Hi there,
This morning, I found a crashed Wazuh 😁
I tried to restart Dashboard service but it indicated me the max of shards was reached (which is strange, I had 1500 since a while)
{"type":"log","@timestamp":"2024-06-13T05:39:32Z","tags":["error","opensearch","data"],"pid":5442,"message":"[validation_exception]: Validation Failed: 1: this action would add [2] total shards, but this cluster currently has [1499]/[1500] maximum shards open;"}
I checked the health and active shards and noticed that I had a lot of 2022 shards.
I increased max shards temporarily to gain access to the GUI again and deleted all 2022 indices.
Now, I'm back to a normal shards amount and lowered the max back to initial 1000 but I still have a problem: retention policies doesn't seems to apply since a while anymore.
I have 119 policy managed indices where I have 690 indices in total. Apparently, policies stopped to apply the 1st of April 2023 (good joke!)

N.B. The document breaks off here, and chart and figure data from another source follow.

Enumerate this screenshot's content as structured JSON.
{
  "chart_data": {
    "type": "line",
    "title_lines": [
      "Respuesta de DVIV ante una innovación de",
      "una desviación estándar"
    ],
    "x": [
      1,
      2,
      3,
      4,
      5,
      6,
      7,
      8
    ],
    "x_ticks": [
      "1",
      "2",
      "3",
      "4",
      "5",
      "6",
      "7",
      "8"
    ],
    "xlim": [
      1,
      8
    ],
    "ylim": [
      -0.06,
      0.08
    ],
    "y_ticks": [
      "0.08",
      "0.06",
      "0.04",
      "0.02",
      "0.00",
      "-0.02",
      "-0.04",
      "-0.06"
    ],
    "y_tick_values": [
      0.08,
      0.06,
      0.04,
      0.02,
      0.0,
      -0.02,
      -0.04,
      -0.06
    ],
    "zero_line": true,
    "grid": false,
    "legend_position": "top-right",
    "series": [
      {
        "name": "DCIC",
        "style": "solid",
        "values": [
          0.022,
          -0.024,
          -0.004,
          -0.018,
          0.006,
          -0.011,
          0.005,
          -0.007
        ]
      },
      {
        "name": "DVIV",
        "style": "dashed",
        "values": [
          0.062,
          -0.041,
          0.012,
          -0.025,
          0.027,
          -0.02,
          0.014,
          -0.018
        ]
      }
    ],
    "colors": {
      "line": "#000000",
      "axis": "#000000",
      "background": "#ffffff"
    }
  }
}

I can't relate this to any crash.
Here is one of my policies (I have similar for each kind of indices):
{
"id": "xxxxx_statistics_retention",
"seqNo": 1595,
"primaryTerm": 6,
"policy": {
"policy_id": "xxxxx_statistics_retention",
"description": "Wazuh index state management for OpenDistro to move indices into a cold state after 3 months and delete them after a year.",
"last_updated_time": 1656601320673,
"schema_version": 1,
"error_notification": null,
"default_state": "hot",
"states": [
{
"name": "hot",
"actions": [
{
"retry": {
"count": 3,
"backoff": "exponential",
"delay": "1m"
},
"replica_count": {
"number_of_replicas": 0
}
}
],
"transitions": [
{
"state_name": "cold",
"conditions": {
"min_index_age": "92d"
}
}
]
},
{
"name": "cold",
"actions": [
{
"retry": {
"count": 3,
"backoff": "exponential",
"delay": "1m"
},
"read_only": {}
}
],
"transitions": [
{
"state_name": "delete",
"conditions": {
"min_index_age": "366d"
}
}
]
},
{
"name": "delete",
"actions": [
{
"retry": {
"count": 3,
"backoff": "exponential",
"delay": "1m"
},
"delete": {}
}
],
"transitions": []
}
],
"ism_template": [
{
"index_patterns": [
"wazuh-statistics*"
],
"priority": 100,
"last_updated_time": 1656229281151
}
]
}
}
Where can I start looking?
Thanks in advance for you help!
PS: my system is back to business, but would be better to fix this no? 😊